In this paper, the use of extended Kalman filter for the optimization of the parameters of type-2 fuzzy logic systems is proposed. The type-2 fuzzy logic system considered in this study benefits from a novel type-2 fuzzy membership function which has certain values on both ends of the support and the kernel, and uncertain values on other parts of the support. To have a comparison of the extended Kalman filter with other existing methods in the literature, particle swarm optimization and gradient descent-based methods are used. The proposed type-2 fuzzy neuro structure is tested on different noisy input-output data sets, and it is shown that extended Kalman filter has a better performance as compared to the gradient descent-based methods.

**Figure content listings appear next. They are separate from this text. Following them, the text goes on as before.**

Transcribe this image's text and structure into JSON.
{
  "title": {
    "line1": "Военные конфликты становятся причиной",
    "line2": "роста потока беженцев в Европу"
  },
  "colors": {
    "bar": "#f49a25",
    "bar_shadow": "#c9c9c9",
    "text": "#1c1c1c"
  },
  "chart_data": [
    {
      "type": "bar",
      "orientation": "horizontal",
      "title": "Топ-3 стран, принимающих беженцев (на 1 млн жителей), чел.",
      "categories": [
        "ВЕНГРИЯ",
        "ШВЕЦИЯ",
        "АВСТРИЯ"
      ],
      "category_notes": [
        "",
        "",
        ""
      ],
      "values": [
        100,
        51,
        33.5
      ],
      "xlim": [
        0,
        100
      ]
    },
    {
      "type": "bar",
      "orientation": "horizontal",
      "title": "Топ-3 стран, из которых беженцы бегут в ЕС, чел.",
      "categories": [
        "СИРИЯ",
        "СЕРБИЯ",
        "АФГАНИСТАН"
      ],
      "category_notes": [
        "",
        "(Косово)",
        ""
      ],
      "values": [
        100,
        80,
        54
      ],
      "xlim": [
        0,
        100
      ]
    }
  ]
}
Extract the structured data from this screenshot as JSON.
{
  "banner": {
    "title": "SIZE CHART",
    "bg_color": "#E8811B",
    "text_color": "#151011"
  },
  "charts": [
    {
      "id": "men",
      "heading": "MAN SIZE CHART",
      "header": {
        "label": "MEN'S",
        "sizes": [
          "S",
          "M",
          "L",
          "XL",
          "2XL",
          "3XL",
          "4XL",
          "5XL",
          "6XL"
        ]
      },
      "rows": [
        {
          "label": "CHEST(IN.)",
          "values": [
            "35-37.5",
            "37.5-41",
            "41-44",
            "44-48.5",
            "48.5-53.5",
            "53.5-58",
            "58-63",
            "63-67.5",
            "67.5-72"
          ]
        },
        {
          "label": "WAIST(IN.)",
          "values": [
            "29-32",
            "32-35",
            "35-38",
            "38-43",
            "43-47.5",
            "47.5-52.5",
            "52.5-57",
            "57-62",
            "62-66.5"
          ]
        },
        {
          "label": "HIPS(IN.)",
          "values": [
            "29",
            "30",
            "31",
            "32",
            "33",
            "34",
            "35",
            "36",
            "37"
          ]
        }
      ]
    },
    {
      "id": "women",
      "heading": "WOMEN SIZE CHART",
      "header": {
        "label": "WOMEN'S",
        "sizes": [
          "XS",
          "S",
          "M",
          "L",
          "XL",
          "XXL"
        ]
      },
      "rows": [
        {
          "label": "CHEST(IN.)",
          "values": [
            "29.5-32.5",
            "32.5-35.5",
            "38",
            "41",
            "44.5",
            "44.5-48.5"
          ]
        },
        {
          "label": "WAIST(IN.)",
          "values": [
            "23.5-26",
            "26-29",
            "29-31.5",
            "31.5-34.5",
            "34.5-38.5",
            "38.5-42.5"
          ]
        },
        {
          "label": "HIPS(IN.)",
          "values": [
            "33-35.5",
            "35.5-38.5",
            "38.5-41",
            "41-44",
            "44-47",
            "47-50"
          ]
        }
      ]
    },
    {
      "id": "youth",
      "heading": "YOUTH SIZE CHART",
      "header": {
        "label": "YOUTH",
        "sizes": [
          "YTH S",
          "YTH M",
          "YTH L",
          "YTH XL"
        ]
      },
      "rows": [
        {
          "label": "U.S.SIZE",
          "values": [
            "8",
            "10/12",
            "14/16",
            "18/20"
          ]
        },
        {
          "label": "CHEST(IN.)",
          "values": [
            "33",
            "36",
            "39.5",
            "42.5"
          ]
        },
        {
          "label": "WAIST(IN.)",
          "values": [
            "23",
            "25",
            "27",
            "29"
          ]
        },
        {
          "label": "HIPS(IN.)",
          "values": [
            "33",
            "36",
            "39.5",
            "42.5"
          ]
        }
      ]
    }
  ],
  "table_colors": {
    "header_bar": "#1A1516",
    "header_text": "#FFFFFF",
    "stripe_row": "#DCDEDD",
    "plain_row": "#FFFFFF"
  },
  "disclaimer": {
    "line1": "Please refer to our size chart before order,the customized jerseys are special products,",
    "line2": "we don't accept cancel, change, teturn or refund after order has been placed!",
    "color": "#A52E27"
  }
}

Although the performance of the proposed method is comparable with the particle swarm optimization method, it is faster and more efficient than the particle swarm optimization method. Moreover, the simulation results show that the proposed novel type-2 fuzzy membership function with the extended Kalman filter has noise rejection property. Kalman filter is also used to train the parameters of type-2 fuzzy logic system in a feedback error learning scheme. Then, it is used to control a real-time laboratory setup ABS and satisfactory results are obtained.